Dark Green Stool


By Dr. Ritu Krishnatreye, BHMS
Dark green stool


The color of stools are an indication whether you are suffering from an underlying disease. They may also be a result of something you recently ate.

Stools can turn dark green in color due to a number of reasons, including diet, medications or some health issues. 


4 Causes of Dark Green Stool

1. Caused by what you eat

  • The dark green color of stools may be a result of eating green colored food items, like green leafy vegetables (spinach, lettuce or broccoli).

  • Sometimes, the color of the fecal matter turns green due to artificial colors commonly added to fruit juices, milk products, cereals, ice creams and milk products.

  • Some iron containing foods, when taken in large quantities, can also turn the color of stools to green.

Usually, artificial colors result in bright green color stools, whereas the stool color after ingestion of naturally green foods is usually darker in color. 

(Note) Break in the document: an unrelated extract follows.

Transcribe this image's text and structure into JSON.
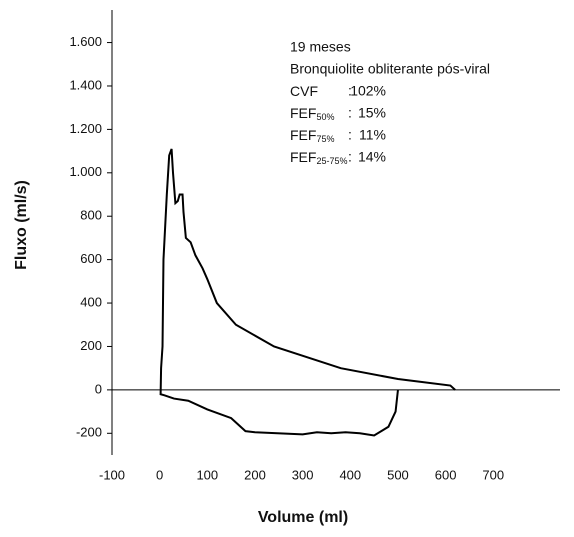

The color of the stools may remain dark green for four to five days after the ingestion of above mentioned foods and is nothing to worry about, as long as there are no other associated symptoms.


2. Caused by medications or supplements

Certain medications and supplements can give green color to the stools.

  • Laxatives, iron supplements and medications and supplements containing chlorophyll may cause dark green stools.

  • Vitamins and minerals that are artificially colored or those containing sorbitol or fructose sugar can affect the process of digestion and speeds up the peristaltic movements in the intestines. This results in fast movement of fecal matter from the colon, resulting in green stools. 

Again, this is not of a matter of serious concern.

If you are concerned, talk to your doctor about changing the brand of medication or supplement. You may also avoid eating foods that contain artificial flavors or fructose.


3. Caused by an illness

  • Stools may continue to be green due to any bacterial or parasitic infection.

  • Food poisoning by giardia, salmonella or rotavirus can cause infection and result in dark green stools.

Other associated symptoms include diarrhea, nausea, abdominal pain, fatigue and at times fever. Consult your health care provider if you suspect the symptoms of infection or food poisoning. 


4. Caused by a decrease in bowel transit time

Bile is an important part in the process of digestion. While it is true that it gives a green color to stools, intestinal bacteria and enzymes that should be present in colon turn it brown.

However, any condition that decreases the transit time of stool through the bowel may not give intestinal bacteria enough time to do their work. This can lead to green stools.

The conditions that may affect the bowel transit time include:

  • Food allergies
  • Fructose malabsorption
  • Lactose intolerance
  • Ulcerative colitis
  • GERD

All these health conditions are chronic in nature and require an adjustment in diet and lifestyle, and should be monitored by a doctor.


Dark Green Stools and Constipation

It is possible to have dark green stools and yet struggle with constipation.

If this is the case, increasing daily fiber intake from vegetables, fruits, whole grain products and products containing bran is usually a first step to constipation relief.

If you are like some people and extra fiber seems to increase constipation problems, you may want to consider taking a daily magnesium supplement

Magnesium is a natural osmotic laxative that draws extra water into the colon, helping to hydrate stools. A moist stool is soft, slick and generally easy to pass.

Since most of us don’t get enough magnesium in our diet, taking a daily magnesium supplement may result in numerous health benefits


Conclusion, dark green stool

As we have discussed above, it is important to be in tune not only to what is going on in your body, but also with what comes out. Your bowel movements can be barometer of overall health.

Paying attention to minor details such as the color of your stool can help in identifying an illness at an early stage.